Current Research

Early Detection and Quantification of Fungal Growth on Surfaces


Fungi attack many heritage materials, including those composed of paper, textiles and synthetic polymers.  Fungal growth occurs when items are stored under conditions of high temperature and humidity leads to fungal deterioration.  We are currently adapting a fluorometric assay for use in early detection and quantification of fungal growth on cultural heritage materials. The method is inexpensive, rapid, easy to use, and has extremely low detection limits.

Harvard School of Engineering and Applied Sciences / Laboratory of Applied Microbiology

Microbial Degradation of the Skin of the Chinchorro Mummies of Ancient Chile.

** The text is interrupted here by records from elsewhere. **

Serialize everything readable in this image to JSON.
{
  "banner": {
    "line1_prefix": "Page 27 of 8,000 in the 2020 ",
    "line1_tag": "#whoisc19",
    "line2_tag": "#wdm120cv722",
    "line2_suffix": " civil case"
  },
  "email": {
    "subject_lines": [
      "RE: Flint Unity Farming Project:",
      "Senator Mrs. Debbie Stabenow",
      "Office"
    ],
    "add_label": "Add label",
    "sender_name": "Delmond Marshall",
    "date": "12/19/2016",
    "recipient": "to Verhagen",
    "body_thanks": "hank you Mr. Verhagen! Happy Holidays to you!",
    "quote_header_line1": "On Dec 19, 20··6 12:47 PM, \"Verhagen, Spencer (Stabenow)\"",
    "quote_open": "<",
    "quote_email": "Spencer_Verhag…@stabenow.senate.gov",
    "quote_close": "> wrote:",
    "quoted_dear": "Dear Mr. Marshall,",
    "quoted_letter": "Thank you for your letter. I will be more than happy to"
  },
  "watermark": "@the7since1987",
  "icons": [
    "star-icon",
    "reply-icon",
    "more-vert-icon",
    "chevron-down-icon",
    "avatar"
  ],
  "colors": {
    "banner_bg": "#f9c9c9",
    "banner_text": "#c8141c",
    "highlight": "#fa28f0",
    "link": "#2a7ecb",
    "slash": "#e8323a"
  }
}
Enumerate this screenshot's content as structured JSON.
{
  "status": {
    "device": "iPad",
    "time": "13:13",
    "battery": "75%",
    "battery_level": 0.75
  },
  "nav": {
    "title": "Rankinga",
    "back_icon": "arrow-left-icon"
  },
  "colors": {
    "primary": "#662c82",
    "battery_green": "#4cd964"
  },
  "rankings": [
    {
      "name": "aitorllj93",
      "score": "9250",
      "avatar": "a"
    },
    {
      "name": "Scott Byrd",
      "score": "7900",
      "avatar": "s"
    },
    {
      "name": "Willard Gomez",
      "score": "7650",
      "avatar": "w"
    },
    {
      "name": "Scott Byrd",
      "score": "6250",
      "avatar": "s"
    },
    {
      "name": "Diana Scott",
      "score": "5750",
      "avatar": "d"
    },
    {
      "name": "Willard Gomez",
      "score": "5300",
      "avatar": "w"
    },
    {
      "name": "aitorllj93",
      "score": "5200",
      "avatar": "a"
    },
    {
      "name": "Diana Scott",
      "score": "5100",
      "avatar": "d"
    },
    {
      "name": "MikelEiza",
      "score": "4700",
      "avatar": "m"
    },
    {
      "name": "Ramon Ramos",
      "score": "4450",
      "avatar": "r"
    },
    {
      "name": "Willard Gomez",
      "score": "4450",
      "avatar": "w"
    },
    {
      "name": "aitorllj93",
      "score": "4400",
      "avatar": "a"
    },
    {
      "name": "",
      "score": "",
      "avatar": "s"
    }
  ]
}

The Chinchorro mummies are the oldest artificial mummies ever found, dating back to 5050 BC. A collection of these mummies is being stored in the museum at Universidad de Tarapacá, northern Chile. In recent years, blackening and exudation of mummy skin have been documented. We are investigating the contribution of the microbial community associated with the Chinchorro mummies’ skin to the recently observed deterioration. Our data support an association between opportunistic microbes and the recent degradation phenomena of the Chinchorro skin. The results of our investigation should enable the development of proper storage methods in controlled environments, so as to minimize biodeterioration of this significant archeological collection.